The parameters used to identify and classify the AD and healthy control groups were the fluorescence excitation and emission intensities. Since the models performed in this work were supervised models, the sample labels are initially known: samples with plasma from patients with AD and samples with plasma from healthy control group. Therefore, the model construction begins with machine training with samples further away from their groups' centers and then goes through the validation and testing stages, with samples with changes that most concern each class34. The models were built using their factors or components as a parameter. In this way, the model is able to predict the classes from the differences in the main fluorescence intensities or peaks of excitation and emission between the classes, but it cannot quantify this difference. However, by having the main excitation and emission peaks, future studies may confirm a new biomarker responsible for these signals or correlate with known biomarkers from plasma like Aβ1–42 and Aβ1–40, pTau forms, NfL and Glial fibrillary acidic protein (GFAP)13,90. Once the biomarker is known also be possible to try quantifying the excitation and emission intensity difference between the classes with specific analyses carried out for the specie or to quantify the levels of this biomolecule in the blood plasma of patients with AD and without the disease.

Despite previous studies describing the biological signatures associated with AD, there is a limitation in those that involve the fluorescence technique to determine specific biomolecule structures. Blood samples offer a complex matrix where fluorescent species and species with more than one fluorophore can coexist in the same structure. This can cause dubiousness when assigning signals to a specific analyte. In addition, the existing studies, in many cases, work on different sample matrices64,86, which can lead to signal displacement. Therefore, in this work, the assignments of fluorescence signals were only tentative. A suggestion for future studies is to carry out studies that confirm the relationship of the signals obtained here with biomolecules responsible for the biological signatures associated with AD. A starting point for new studies would be the excitation and emission wavelengths provided by loading profiles, which show the main wavelengths to differentiate the classes. Therefore, future studies should relate this information with structures of biomolecules that are known to be present in AD patients.

Conclusions

The present study demonstrated a new tool for a fast, inexpensive and non-invasive blood-based method for diagnosing Alzheimer's disease. This is the first work using the EEM fluorescence spectroscopy and 2nd-order algorithms as an efficient screening tool for patients with Alzheimer's disease suspect. The PARAFAC-QDA and Tucker3-QDA models showed excellent results in the overall diagnostic performance as well as high discrimination power between the studied classes. Furthermore, the wavelengths found in the loadings' profiles are a starting point for future studies to discover or associate blood-based Alzheimer's disease biomarkers.
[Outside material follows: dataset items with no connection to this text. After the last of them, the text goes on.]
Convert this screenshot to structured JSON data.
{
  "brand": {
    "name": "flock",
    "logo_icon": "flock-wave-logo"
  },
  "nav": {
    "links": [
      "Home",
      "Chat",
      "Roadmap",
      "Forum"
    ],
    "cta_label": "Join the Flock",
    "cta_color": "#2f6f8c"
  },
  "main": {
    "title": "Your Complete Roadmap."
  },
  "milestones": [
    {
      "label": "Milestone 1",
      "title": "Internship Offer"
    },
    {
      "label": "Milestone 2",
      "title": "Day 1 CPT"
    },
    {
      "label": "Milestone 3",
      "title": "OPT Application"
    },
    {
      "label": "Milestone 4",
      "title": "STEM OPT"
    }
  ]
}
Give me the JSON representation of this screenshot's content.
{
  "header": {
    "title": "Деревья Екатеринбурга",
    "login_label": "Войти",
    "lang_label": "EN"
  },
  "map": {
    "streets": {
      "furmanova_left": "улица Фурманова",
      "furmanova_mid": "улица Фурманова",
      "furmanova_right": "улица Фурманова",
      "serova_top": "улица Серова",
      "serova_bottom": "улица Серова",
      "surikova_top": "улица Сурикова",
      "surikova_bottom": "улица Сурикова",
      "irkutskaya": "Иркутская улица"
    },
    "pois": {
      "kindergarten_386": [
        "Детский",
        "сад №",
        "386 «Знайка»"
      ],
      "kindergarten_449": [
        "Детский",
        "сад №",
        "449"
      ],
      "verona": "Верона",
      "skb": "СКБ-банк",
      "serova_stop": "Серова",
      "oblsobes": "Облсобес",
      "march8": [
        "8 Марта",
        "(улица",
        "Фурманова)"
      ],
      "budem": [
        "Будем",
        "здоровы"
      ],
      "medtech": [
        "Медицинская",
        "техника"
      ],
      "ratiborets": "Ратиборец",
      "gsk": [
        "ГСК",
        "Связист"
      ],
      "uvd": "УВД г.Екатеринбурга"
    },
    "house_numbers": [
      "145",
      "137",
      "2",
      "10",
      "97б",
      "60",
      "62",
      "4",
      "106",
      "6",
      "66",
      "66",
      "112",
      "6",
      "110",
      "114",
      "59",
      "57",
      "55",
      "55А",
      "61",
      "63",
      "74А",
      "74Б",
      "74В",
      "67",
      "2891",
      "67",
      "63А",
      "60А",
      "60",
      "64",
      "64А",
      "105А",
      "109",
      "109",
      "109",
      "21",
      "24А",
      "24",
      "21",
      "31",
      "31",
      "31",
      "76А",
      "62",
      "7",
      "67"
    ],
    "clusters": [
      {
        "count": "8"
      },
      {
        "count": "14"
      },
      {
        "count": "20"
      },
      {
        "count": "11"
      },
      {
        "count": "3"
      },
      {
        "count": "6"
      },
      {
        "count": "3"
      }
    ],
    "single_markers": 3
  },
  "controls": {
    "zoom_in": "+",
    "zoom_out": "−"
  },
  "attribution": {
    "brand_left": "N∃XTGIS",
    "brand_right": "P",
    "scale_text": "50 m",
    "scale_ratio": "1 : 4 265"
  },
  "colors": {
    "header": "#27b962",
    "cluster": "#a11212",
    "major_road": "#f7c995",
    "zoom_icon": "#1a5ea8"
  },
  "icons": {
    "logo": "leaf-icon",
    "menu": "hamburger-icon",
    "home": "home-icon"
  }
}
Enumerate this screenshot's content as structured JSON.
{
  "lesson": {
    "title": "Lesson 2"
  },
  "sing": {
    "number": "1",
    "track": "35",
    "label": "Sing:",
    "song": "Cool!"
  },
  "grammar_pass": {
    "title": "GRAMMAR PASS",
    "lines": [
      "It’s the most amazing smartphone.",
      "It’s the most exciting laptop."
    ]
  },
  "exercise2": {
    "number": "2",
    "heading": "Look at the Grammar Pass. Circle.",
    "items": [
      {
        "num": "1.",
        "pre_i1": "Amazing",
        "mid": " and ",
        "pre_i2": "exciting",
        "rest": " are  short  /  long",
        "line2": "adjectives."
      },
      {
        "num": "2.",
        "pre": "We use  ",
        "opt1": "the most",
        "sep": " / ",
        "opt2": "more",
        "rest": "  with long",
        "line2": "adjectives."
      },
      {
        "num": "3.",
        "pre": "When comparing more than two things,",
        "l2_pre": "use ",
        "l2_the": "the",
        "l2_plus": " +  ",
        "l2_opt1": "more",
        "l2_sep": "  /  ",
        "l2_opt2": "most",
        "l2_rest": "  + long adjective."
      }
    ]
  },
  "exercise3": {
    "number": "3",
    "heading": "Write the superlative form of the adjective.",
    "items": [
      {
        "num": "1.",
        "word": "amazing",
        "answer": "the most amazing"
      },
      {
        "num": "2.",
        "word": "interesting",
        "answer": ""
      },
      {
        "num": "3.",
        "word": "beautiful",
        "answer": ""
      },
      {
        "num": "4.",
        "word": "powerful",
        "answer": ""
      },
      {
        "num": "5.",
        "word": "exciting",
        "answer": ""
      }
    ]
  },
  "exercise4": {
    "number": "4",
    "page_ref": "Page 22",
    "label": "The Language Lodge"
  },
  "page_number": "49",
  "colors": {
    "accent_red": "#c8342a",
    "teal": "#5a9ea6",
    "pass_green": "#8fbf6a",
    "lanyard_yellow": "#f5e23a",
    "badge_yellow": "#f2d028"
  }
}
Our results are comparable and sometimes even better than conventional blood-based methods. When compared to Raman and IR spectroscopy, the EEM fluorescence spectroscopy is more sensitive and selective. In addition, EEM is less time-consuming than Raman spectroscopy, which has slow imaging by point scanning, and has cheaper instrumentation than ATR-FTIR (attenuated total reflectance Fourier transform infrared spectroscopy. Compared to current molecular blood-based tests, EEM fluorescence spectroscopy offers the advantage of an inexpensive, non-destructive and label-free diagnostic alternative. Future studies will work on developing this innovative molecular EMM fluorescence technique for AD diagnosis to provide a powerful diagnostic tool and expand its use for further clinical applications.